Sylwester w cieniu groźby zamachów
Na świecie hucznie powitano nadejście nowego roku. Jednak w tym roku nad zabawami wisiała groźba ataków terrorystycznych.
Bawiono się do rana, szampan lał się strumieniami, a w niebo strzelały fajerwerki. Tak świat witał nadejście nowego roku. W cieniu była jednak groźba ataku terrorystycznego Państwa Islamskiego. Na szczęście do tragedii nie doszło.
Najbliżej niej było w Monachium. W czwartek w nocy miastem wstrząsnęła informacja o prawdopodobnych atakach na dwóch dworcach kolejowych. Jak podawało BBC, monachijska policja otrzymała ostrzeżenie, że zamach szykowali zamachowcy samobójcy z Państwa Islamskiego. Obiekty zostały natychmiast zamknięte, a do miasta ściągnęły policyjne posiłki z innych części Bawarii. Lokalna policja poinformowała, że poszukiwanych jest od pięciu do siedmiu dżihadystów. W piątek bawarski minister spraw wewnętrznych Joachim Herrmann poinformował, że sytuacja jest pod kontrolą, dodał jednak, że zamknięcie dworców było dobrą decyzją, gdyż „nie można pozwolić sobie na ryzyko w obliczu tak konkretnych gróźb”.
O włos od tragedii było także za oceanem - w Rochester w stanie Nowy Jork.
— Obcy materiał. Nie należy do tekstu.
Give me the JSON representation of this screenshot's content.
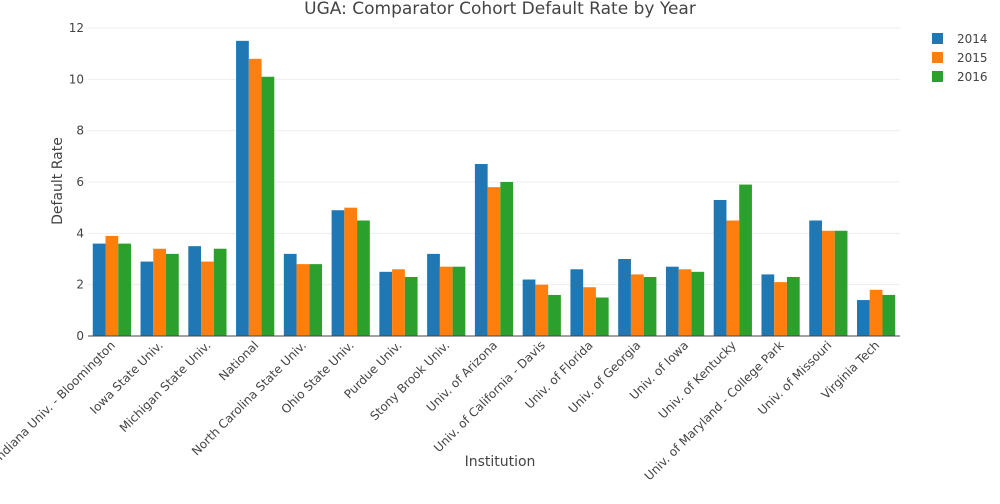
{
  "chart_data": {
    "type": "bar",
    "title": "UGA: Comparator Cohort Default Rate by Year",
    "xlabel": "Institution",
    "ylabel": "Default Rate",
    "ylim": [
      0,
      12
    ],
    "yticks": [
      0,
      2,
      4,
      6,
      8,
      10,
      12
    ],
    "grid": true,
    "legend_position": "top-right",
    "categories": [
      "Indiana Univ. - Bloomington",
      "Iowa State Univ.",
      "Michigan State Univ.",
      "National",
      "North Carolina State Univ.",
      "Ohio State Univ.",
      "Purdue Univ.",
      "Stony Brook Univ.",
      "Univ. of Arizona",
      "Univ. of California - Davis",
      "Univ. of Florida",
      "Univ. of Georgia",
      "Univ. of Iowa",
      "Univ. of Kentucky",
      "Univ. of Maryland - College Park",
      "Univ. of Missouri",
      "Virginia Tech"
    ],
    "series": [
      {
        "name": "2014",
        "color": "#1f77b4",
        "values": [
          3.6,
          2.9,
          3.5,
          11.5,
          3.2,
          4.9,
          2.5,
          3.2,
          6.7,
          2.2,
          2.6,
          3.0,
          2.7,
          5.3,
          2.4,
          4.5,
          1.4
        ]
      },
      {
        "name": "2015",
        "color": "#ff7f0e",
        "values": [
          3.9,
          3.4,
          2.9,
          10.8,
          2.8,
          5.0,
          2.6,
          2.7,
          5.8,
          2.0,
          1.9,
          2.4,
          2.6,
          4.5,
          2.1,
          4.1,
          1.8
        ]
      },
      {
        "name": "2016",
        "color": "#2ca02c",
        "values": [
          3.6,
          3.2,
          3.4,
          10.1,
          2.8,
          4.5,
          2.3,
          2.7,
          6.0,
          1.6,
          1.5,
          2.3,
          2.5,
          5.9,
          2.3,
          4.1,
          1.6
        ]
      }
    ]
  }
}
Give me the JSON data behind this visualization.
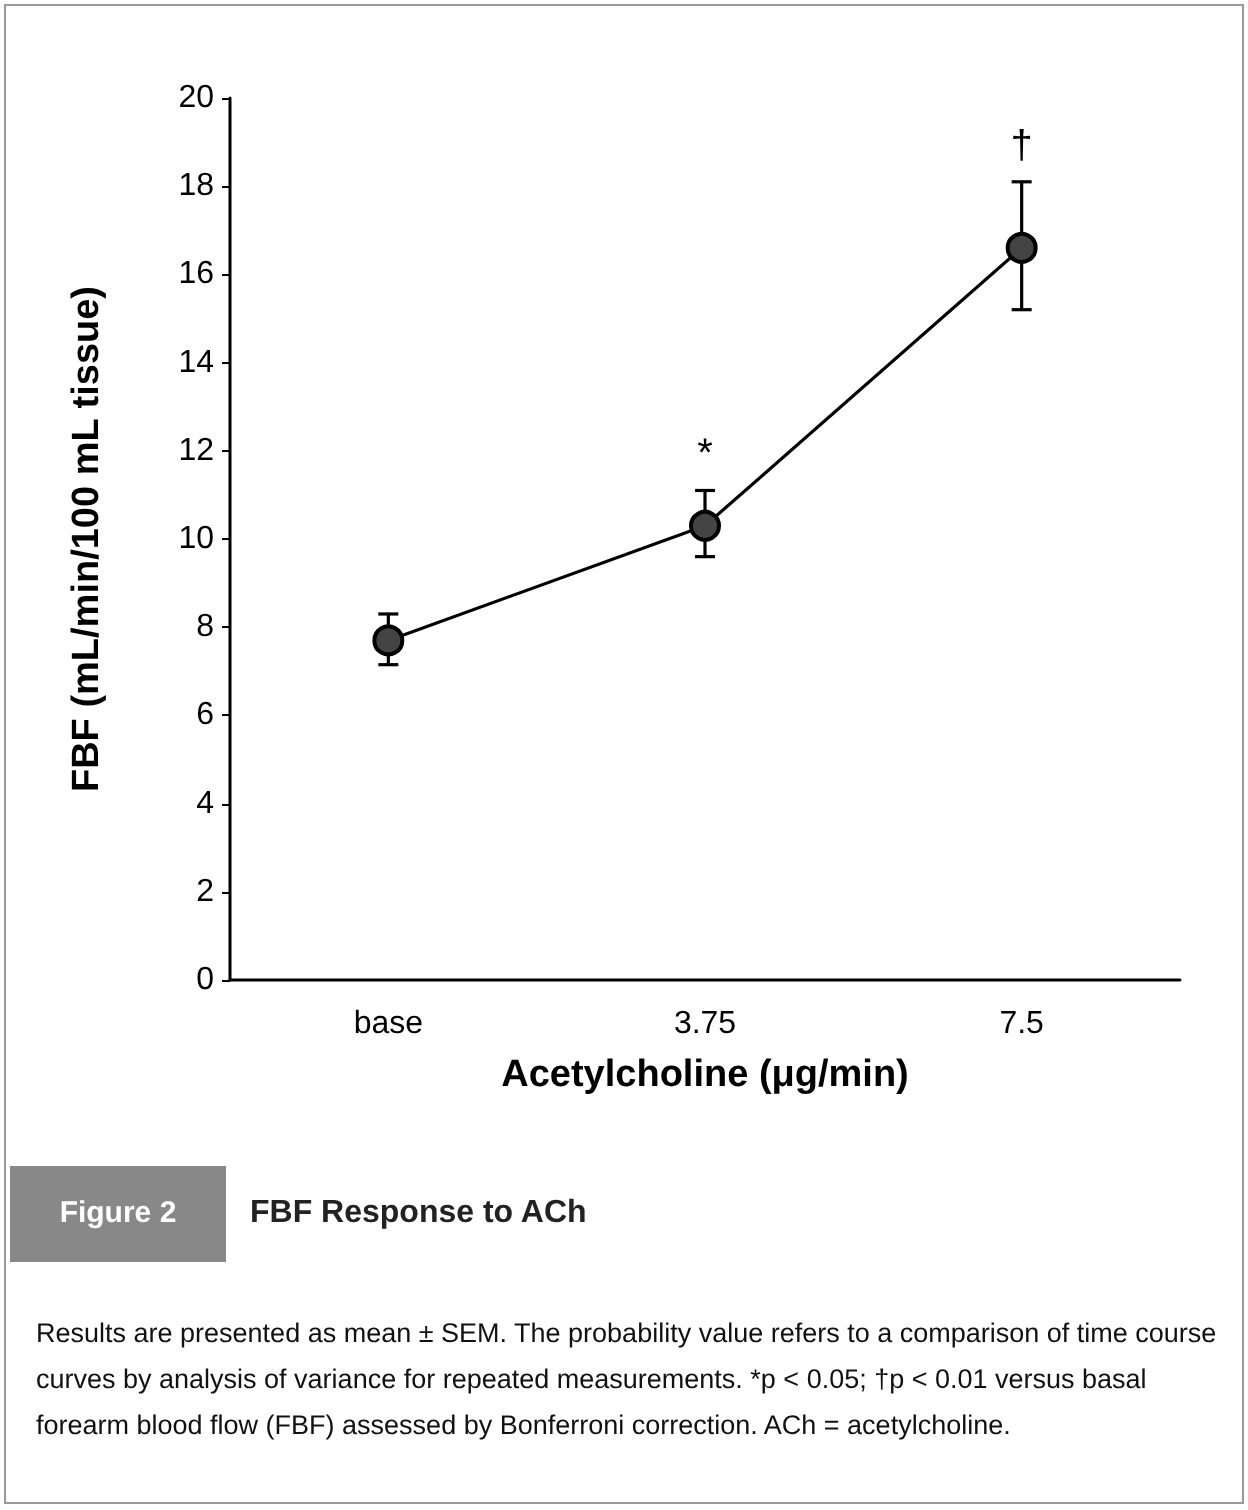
{
  "chart_data": {
    "type": "line",
    "title": "Figure 2",
    "subtitle": "FBF Response to ACh",
    "xlabel": "Acetylcholine (μg/min)",
    "ylabel": "FBF (mL/min/100 mL tissue)",
    "categories": [
      "base",
      "3.75",
      "7.5"
    ],
    "series": [
      {
        "color": "#000000",
        "values": [
          7.7,
          10.3,
          16.6
        ],
        "errors": [
          [
            7.15,
            8.3
          ],
          [
            9.6,
            11.1
          ],
          [
            15.2,
            18.1
          ]
        ]
      }
    ],
    "ylim": [
      0,
      20
    ],
    "yticks": [
      0,
      2,
      4,
      6,
      8,
      10,
      12,
      14,
      16,
      18,
      20
    ],
    "marker": "circle",
    "line_style": "solid",
    "grid": false,
    "legend": false,
    "annotations": [
      "*",
      "†",
      "Results are presented as mean ± SEM. The probability value refers to a comparison of time course curves by analysis of variance for repeated measurements. *p < 0.05; †p < 0.01 versus basal forearm blood flow (FBF) assessed by Bonferroni correction. ACh = acetylcholine."
    ]
  }
}
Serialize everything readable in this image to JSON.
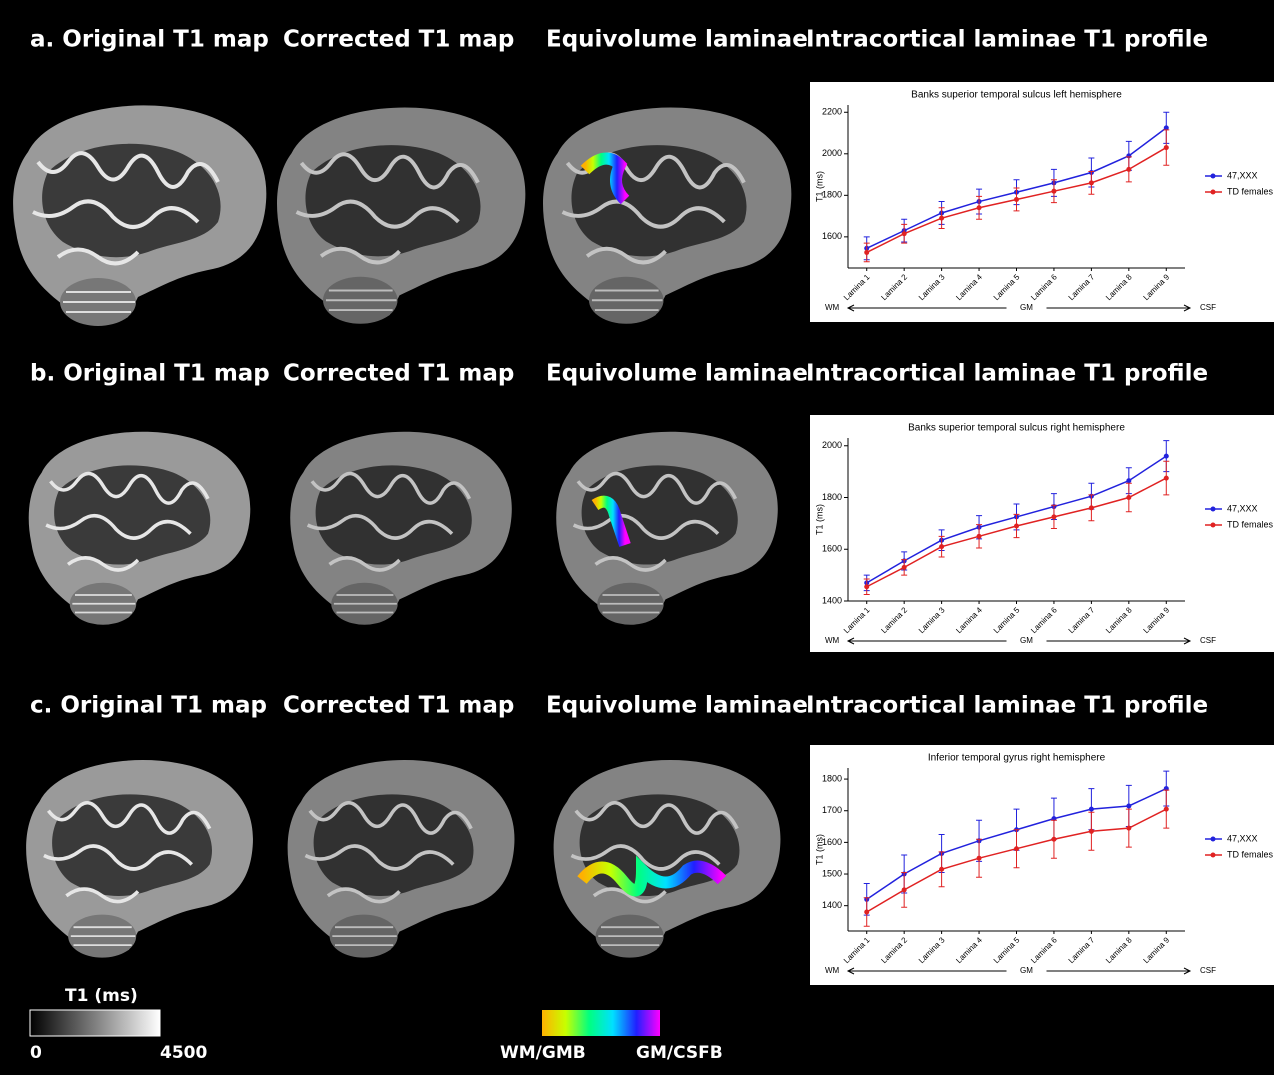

W środę policja zatrzymała 25-letniego Emanuela L. Lutchmana, który planował zaatakować w noc sylwestrową jedną z restauracji w mieście. Jak podali w czwartek przedstawiciele Departamentu Sprawiedliwości USA, mężczyzna współpracował z ISIS. Został on już oskarżony przez sąd w Rochester o materialne wspieranie kalifatu.
Napięcie było także wyczuwalne na Times Square na Manhattanie w Nowym Jorku. W tradycyjnej już i wyjątkowo hucznej celebracji wzięło udział milion ludzi. Bezpieczeństwa zgromadzonych pilnowała jednak rekordowa liczba aż sześciu tysięcy policjantów. - Nie mamy informacji o żadnych planowanych atakach, ale musimy być przygotowani na najgorsze - mówił komendant nowojorskiej policji William Bratton. - Nie można żyć w strachu - dodała 18-letnia studentka, która na Times Square przyjechała z Pensylwanii.
Tymczasem policja w Paryżu odwołała tradycyjne pokazy sztucznych ogni na Champs--Élysées. Francuska stolica pamięta jeszcze listopadowe zamachy, w których zginęło 130 osób. Miasta pilnowało w tym roku 11 tys. policjantów, o 2 tys. więcej niż w roku ubiegłym.
Z kolei Bruksela odwołała oficjalne pokazy sztucznych ogni po tym, jak w kraju aresztowano dwóch mężczyzn podejrzewanych o przygotowywanie zamachu. Zwiększona liczba policjantów patrolowała także South Park Gardens w Londynie, gdzie odbył się coroczny pokaz fajerwerków. W tym roku wpuszczani byli tylko ci, którzy wcześniej kupili bilety.